I have three questions:

1. The problem statement, all variables and given/known data

Find the areas of the regions whose boundaries are given.

2. Relevant equations

$$y=x^3-3$$
$$y=1$$

3. The attempt at a solution

x=-2, x=2
I got -10.67 but I know this can't be true because you can't have a negative area.

1. The problem statement, all variables and given/known data

Find the areas of the regions whose boundaries are given.

2. Relevant equations

$$y^2=x$$
$$x+y=2$$

3. The attempt at a solution

y=1, y=-2
I got -4.5, but again that can't be right because it's negative :(

1. The problem statement, all variables and given/known data

Find the areas of the regions whose boundaries are given.

2. Relevant equations

$$y=x^3-2x^2-3x$$
$$y=0$$

3. The attempt at a solution

I got to x=0, x=-1, and x=3 but I don't know where to go from here.

Thanks for any help! :)

2. Aug 27, 2008

### Dick

Let's just start with the first one. How did you get x=-2, x=2 or was that given? The curves y=x^3-3 and y=1 don't enclose any bounded region.

3. Aug 27, 2008

### duki

many apologies... it should have been x^2-3

4. Aug 28, 2008

### HallsofIvy

Staff Emeritus
If you get a negative area then you have the two functions in the wrong order.
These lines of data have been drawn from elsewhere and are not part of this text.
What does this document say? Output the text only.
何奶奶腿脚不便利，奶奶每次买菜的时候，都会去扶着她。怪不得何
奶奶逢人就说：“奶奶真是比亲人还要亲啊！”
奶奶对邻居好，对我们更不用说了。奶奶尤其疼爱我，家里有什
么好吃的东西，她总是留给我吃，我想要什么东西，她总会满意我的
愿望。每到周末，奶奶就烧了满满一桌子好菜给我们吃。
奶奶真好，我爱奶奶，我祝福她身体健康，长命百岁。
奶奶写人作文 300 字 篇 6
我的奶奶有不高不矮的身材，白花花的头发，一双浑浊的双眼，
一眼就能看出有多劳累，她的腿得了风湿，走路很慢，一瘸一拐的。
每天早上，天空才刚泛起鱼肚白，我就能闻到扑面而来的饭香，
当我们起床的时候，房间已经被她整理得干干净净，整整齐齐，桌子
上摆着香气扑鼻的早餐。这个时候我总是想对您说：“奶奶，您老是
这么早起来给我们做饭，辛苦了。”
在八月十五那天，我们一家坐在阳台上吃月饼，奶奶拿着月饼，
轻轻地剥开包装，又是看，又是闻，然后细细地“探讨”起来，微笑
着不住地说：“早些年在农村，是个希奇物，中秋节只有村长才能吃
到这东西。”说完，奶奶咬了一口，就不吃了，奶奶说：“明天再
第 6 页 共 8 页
For x between -2 and 2, the graph of x2- 3 is below the graph of y= 1. You should be integrating $\int [1- (x^2-3)]dx= \int (4- x^2)dx$. That, integrated between -2 and 2, is positive.

5. Aug 28, 2008

### moemoney

And for the last problem, you would have two different enclosed areas. One would be between -1 and 0 and the other between 0 and 3.
This means you would have to set up 2 different equations and find the sum of the areas.
HINT: The equations are very similiar just siwtched in order.